Consider the group $\displaystyle <\mathbb{R},+>$, we will "add" two numbers to this group and redefine the addition operation to keep it a group.

Definition: "Hackerian space" is the set $\displaystyle \mathcal{H}=\mathbb{R}\cup \{-nan,+nan\}$

Definition: The binary operation,

$\displaystyle *:\mathcal{H}\times \mathcal{H}\to \mathcal{H}$ will be as follows:

$\displaystyle \forall a,b\in \mathbb{R} \, \, \, \, a*b=a+b$

$\displaystyle \forall a\in \mathcal{H} \not = \mp nan \, \, \, \, a*\pm nan=\pm nan*a=\pm nan$

$\displaystyle \forall a\in \mathcal{H} \, \, \, \, \, 0*a=0*a=0$

$\displaystyle \pm nan*\mp nan=\mp nan*\pm nan=0$

Theorem: Hackerian space is a group.

Proof: Trivial

We do obtain something interesting with this construction.
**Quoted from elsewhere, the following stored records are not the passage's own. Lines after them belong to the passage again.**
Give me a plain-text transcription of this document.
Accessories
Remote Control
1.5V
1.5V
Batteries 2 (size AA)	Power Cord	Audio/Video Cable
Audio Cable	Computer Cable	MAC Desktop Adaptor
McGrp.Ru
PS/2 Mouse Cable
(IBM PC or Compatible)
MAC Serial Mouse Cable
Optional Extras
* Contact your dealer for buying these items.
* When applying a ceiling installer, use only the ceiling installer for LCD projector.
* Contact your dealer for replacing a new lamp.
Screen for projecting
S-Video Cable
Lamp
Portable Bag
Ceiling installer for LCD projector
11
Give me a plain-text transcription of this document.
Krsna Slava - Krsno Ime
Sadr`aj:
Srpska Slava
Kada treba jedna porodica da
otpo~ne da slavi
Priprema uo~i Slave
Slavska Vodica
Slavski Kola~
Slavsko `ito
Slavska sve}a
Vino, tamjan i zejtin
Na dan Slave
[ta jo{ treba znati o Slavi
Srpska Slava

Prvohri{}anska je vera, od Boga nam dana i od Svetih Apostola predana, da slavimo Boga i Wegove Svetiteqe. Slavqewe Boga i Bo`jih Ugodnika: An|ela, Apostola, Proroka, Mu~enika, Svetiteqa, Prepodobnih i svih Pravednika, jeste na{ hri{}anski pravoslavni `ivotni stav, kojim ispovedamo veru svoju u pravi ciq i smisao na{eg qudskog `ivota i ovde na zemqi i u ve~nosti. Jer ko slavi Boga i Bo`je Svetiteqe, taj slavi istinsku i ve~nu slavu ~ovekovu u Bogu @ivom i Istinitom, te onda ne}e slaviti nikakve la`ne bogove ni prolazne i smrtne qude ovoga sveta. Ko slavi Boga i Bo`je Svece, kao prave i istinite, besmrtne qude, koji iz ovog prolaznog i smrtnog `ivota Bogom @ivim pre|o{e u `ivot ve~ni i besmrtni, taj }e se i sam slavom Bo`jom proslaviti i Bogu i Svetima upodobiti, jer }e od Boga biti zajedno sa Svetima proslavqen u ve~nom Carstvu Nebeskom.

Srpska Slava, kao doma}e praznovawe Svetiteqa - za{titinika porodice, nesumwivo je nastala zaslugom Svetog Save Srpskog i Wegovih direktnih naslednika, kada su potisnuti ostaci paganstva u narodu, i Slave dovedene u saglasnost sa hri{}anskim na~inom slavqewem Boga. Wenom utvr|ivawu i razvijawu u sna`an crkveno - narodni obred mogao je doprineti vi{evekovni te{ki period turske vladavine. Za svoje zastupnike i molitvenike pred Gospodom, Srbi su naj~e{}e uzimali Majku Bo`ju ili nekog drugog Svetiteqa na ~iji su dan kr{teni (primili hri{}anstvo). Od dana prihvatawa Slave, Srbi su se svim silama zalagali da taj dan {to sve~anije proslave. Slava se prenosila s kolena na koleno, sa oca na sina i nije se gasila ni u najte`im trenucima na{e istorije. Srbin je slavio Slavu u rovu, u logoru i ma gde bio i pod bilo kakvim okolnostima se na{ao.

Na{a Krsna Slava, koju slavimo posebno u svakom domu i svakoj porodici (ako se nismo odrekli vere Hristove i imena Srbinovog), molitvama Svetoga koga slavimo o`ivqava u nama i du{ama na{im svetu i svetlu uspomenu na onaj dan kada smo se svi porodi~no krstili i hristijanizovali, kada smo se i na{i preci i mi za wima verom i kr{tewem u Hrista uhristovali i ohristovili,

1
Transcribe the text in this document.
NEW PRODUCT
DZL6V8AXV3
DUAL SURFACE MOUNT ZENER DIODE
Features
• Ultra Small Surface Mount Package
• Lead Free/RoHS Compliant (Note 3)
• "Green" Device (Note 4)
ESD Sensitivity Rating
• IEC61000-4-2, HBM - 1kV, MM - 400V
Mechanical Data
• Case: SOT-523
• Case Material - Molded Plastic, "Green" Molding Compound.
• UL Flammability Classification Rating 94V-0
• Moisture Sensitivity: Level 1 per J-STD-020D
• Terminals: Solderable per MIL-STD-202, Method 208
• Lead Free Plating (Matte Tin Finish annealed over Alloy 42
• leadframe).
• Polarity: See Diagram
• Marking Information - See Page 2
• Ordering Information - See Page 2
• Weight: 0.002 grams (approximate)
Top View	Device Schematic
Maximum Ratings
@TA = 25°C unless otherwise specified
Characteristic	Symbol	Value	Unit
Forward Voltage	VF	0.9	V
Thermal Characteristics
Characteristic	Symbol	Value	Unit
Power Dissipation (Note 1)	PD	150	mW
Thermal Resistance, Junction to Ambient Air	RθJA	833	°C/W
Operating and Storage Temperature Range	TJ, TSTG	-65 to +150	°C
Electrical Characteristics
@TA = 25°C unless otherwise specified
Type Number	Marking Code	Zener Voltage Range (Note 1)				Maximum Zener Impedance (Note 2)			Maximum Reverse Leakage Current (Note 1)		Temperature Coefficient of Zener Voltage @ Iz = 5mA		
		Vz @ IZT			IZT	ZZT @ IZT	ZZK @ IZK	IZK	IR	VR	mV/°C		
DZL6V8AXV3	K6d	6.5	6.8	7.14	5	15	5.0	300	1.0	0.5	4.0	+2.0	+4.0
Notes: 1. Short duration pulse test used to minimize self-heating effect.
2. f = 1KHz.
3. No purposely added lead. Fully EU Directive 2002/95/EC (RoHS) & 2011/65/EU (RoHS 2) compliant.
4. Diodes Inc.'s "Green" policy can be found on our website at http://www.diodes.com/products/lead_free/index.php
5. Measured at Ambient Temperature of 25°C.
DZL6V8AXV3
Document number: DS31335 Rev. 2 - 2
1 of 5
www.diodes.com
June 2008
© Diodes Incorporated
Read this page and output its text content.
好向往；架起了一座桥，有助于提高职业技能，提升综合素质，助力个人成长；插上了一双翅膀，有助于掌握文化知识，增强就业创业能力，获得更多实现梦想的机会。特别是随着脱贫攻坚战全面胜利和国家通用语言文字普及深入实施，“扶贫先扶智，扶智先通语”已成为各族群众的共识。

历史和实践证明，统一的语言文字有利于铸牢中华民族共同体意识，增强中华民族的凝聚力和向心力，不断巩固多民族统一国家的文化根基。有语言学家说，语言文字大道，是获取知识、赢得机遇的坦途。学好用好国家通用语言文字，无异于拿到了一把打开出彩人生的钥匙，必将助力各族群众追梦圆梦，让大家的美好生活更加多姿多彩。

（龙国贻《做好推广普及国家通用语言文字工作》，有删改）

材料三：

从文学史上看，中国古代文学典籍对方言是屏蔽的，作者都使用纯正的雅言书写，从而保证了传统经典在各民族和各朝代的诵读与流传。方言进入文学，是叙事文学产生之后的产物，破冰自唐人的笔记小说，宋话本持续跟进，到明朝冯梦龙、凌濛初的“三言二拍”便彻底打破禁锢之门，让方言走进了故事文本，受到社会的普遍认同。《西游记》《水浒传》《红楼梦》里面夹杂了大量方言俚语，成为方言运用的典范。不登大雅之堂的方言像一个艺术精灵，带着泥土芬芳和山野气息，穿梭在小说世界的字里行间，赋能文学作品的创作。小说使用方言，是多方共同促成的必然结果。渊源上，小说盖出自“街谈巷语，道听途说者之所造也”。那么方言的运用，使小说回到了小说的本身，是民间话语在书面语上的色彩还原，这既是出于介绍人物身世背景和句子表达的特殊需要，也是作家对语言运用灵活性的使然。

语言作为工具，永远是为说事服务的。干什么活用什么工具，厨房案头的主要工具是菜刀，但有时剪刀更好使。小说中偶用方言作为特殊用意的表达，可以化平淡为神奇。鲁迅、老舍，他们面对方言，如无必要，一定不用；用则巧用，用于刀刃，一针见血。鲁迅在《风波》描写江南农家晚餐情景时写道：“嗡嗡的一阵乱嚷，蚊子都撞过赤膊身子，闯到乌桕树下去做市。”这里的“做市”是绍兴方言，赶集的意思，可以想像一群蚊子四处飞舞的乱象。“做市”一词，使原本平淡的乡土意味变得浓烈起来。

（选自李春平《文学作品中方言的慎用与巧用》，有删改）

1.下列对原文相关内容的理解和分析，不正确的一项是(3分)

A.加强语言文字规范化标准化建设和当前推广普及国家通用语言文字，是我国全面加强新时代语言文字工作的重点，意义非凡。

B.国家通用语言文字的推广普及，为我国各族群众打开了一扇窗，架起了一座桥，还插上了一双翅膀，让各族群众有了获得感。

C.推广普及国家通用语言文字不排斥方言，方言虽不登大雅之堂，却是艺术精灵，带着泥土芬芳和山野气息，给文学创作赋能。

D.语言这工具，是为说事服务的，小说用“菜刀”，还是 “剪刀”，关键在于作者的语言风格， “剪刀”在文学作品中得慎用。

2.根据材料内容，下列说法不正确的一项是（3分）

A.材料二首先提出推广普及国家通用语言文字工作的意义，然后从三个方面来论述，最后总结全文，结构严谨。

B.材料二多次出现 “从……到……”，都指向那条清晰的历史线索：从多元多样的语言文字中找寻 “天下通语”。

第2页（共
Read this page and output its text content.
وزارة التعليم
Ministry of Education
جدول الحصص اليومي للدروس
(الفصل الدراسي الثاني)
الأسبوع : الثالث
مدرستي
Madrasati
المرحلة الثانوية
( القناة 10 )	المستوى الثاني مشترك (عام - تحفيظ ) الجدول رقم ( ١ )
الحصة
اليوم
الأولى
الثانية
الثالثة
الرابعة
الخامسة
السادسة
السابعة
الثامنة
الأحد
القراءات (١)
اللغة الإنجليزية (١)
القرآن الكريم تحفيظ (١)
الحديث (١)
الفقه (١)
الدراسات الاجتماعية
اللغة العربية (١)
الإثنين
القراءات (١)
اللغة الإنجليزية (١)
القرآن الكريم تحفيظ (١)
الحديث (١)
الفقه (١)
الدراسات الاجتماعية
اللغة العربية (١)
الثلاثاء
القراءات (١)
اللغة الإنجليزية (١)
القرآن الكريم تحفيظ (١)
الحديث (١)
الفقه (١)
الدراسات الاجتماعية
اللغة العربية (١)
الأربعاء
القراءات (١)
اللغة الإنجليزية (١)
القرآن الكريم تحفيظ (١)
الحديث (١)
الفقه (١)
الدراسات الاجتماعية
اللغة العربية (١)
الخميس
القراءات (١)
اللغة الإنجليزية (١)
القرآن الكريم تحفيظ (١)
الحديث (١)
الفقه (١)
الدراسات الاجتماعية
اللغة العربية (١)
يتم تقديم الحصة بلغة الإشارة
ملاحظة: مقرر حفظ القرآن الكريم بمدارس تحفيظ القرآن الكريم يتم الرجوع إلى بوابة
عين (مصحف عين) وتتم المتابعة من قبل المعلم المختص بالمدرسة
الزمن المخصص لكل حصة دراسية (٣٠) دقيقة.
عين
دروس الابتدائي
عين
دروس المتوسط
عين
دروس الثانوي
The "Blank set" $\displaystyle =\{-nan,0,nan\}$ is a normal subgroup of Hackerian space. And the interesting property is that,

$\displaystyle \boxed{\mathcal{H}/\mathbb{B}\simeq \mathbb{R}}$

Now there is a chance that $\displaystyle \mathcal{H}\simeq \mathbb{R}$ because they have the same cardinality. But the boxed property shows that it is isomorphic by a non-zero factor group. I hope that shows that they are distinct algebra structures but I am not sure.*)

*)Conjecture.

We have constructed a new group which is distinct by isomorphism from the reals if the conjecture is true. We can now try to procede to define multiplication.